Şu an kiralardan daha ziyade önemli olan insanların öncelikli başını sokacak bir yer yapmalarıdır. Tüm Türkiye genelinde tahmin ediyoruz ki belli bir etkisi olacaktır. Deprem çok büyük bir alan, aynı zamanda ülkemizin çok büyük bir kesimini etkiliyor. O nedenle burada yaşayan vatandaşlar sadece İstanbul, Ankara’ya gitmiyor olacaklar. Her bölgeye gidecekler. Geçici konutların 1 yıl kadar süre ile teslim edilmesi aşamasında ister istemez kiralık fiyatlarda bölgelerde artışlar yaşanacaktır. Bu da kira fiyatlarına olumsuz yönde yansıyacaktır.

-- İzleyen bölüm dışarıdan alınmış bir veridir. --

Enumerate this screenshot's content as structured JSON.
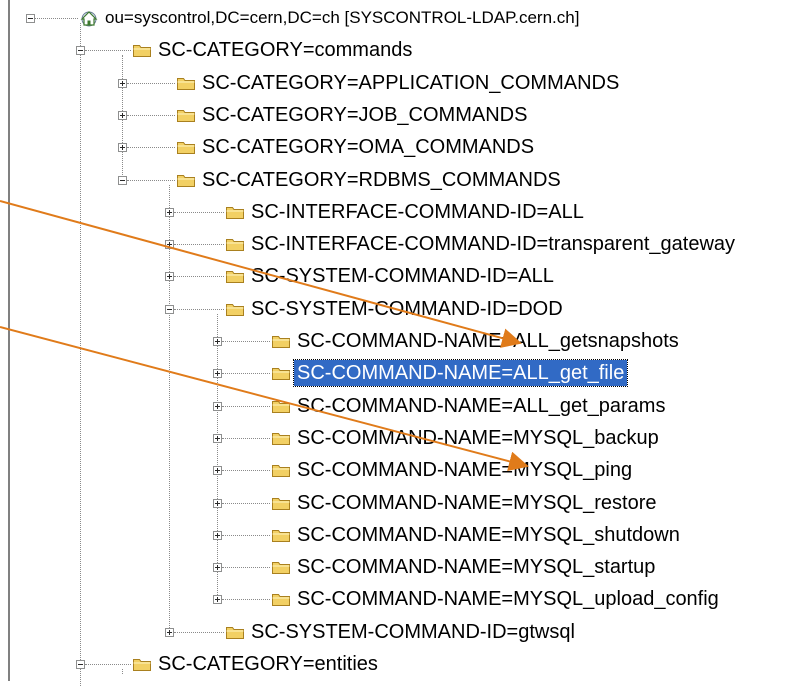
{
  "tree": {
    "nodes": [
      {
        "label": "ou=syscontrol,DC=cern,DC=ch [SYSCONTROL-LDAP.cern.ch]",
        "depth": 0,
        "state": "expanded",
        "icon": "ldap-server-icon"
      },
      {
        "label": "SC-CATEGORY=commands",
        "depth": 1,
        "state": "expanded",
        "icon": "folder-icon"
      },
      {
        "label": "SC-CATEGORY=APPLICATION_COMMANDS",
        "depth": 2,
        "state": "collapsed",
        "icon": "folder-icon"
      },
      {
        "label": "SC-CATEGORY=JOB_COMMANDS",
        "depth": 2,
        "state": "collapsed",
        "icon": "folder-icon"
      },
      {
        "label": "SC-CATEGORY=OMA_COMMANDS",
        "depth": 2,
        "state": "collapsed",
        "icon": "folder-icon"
      },
      {
        "label": "SC-CATEGORY=RDBMS_COMMANDS",
        "depth": 2,
        "state": "expanded",
        "icon": "folder-icon"
      },
      {
        "label": "SC-INTERFACE-COMMAND-ID=ALL",
        "depth": 3,
        "state": "collapsed",
        "icon": "folder-icon"
      },
      {
        "label": "SC-INTERFACE-COMMAND-ID=transparent_gateway",
        "depth": 3,
        "state": "collapsed",
        "icon": "folder-icon"
      },
      {
        "label": "SC-SYSTEM-COMMAND-ID=ALL",
        "depth": 3,
        "state": "collapsed",
        "icon": "folder-icon"
      },
      {
        "label": "SC-SYSTEM-COMMAND-ID=DOD",
        "depth": 3,
        "state": "expanded",
        "icon": "folder-icon"
      },
      {
        "label": "SC-COMMAND-NAME=ALL_getsnapshots",
        "depth": 4,
        "state": "collapsed",
        "icon": "folder-icon"
      },
      {
        "label": "SC-COMMAND-NAME=ALL_get_file",
        "depth": 4,
        "state": "collapsed",
        "icon": "folder-icon",
        "selected": true
      },
      {
        "label": "SC-COMMAND-NAME=ALL_get_params",
        "depth": 4,
        "state": "collapsed",
        "icon": "folder-icon"
      },
      {
        "label": "SC-COMMAND-NAME=MYSQL_backup",
        "depth": 4,
        "state": "collapsed",
        "icon": "folder-icon"
      },
      {
        "label": "SC-COMMAND-NAME=MYSQL_ping",
        "depth": 4,
        "state": "collapsed",
        "icon": "folder-icon"
      },
      {
        "label": "SC-COMMAND-NAME=MYSQL_restore",
        "depth": 4,
        "state": "collapsed",
        "icon": "folder-icon"
      },
      {
        "label": "SC-COMMAND-NAME=MYSQL_shutdown",
        "depth": 4,
        "state": "collapsed",
        "icon": "folder-icon"
      },
      {
        "label": "SC-COMMAND-NAME=MYSQL_startup",
        "depth": 4,
        "state": "collapsed",
        "icon": "folder-icon"
      },
      {
        "label": "SC-COMMAND-NAME=MYSQL_upload_config",
        "depth": 4,
        "state": "collapsed",
        "icon": "folder-icon"
      },
      {
        "label": "SC-SYSTEM-COMMAND-ID=gtwsql",
        "depth": 3,
        "state": "collapsed",
        "icon": "folder-icon"
      },
      {
        "label": "SC-CATEGORY=entities",
        "depth": 1,
        "state": "expanded",
        "icon": "folder-icon"
      }
    ]
  },
  "annotations": {
    "arrow_color": "#e07b1a",
    "arrows": [
      {
        "name": "callout-arrow-getsnapshots",
        "target": "SC-COMMAND-NAME=ALL_getsnapshots"
      },
      {
        "name": "callout-arrow-mysql-ping",
        "target": "SC-COMMAND-NAME=MYSQL_ping"
      }
    ]
  },
  "colors": {
    "selection": "#316ac5",
    "folder_fill": "#f2d064",
    "folder_stroke": "#a9801f"
  }
}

VATANDAŞLARA ‘DUYARLI OLUN’ ÇAĞRISI
Depremzede çok özel bir durum. Devletin bu kira yardımlarından doğru ve etkin bir şekilde faydalandırılması gerekli. Bu noktada fahiş fiyat artışı yapılmaması açısından vatandaşların duyarlı olması lazım ki mağduriyetler nedeniyle sıkıntılar yaşanmasın.
Kirasını artırması nedeniyle ev sahibinin çıkardığı bir kişi şu an evi yıkılan ev sahibine ev sahipliği yapıyor. Ya da gene deprem sonrasında evinin kirasını artırmak isteyen mal sahibi ile yıkılan evin başında kiracı aynı sobada ısınıyorlar. Bu açıdan baktığımızda bu hepimizin başına gelebilir, empati kurmak lazım, zor zamanların atlatmak hepimizin yapacağı fedakarlıklar ve hakkaniyetle ölçülebiliyor. Vatandaşları daha duyarlı olmaya davet ediyoruz.”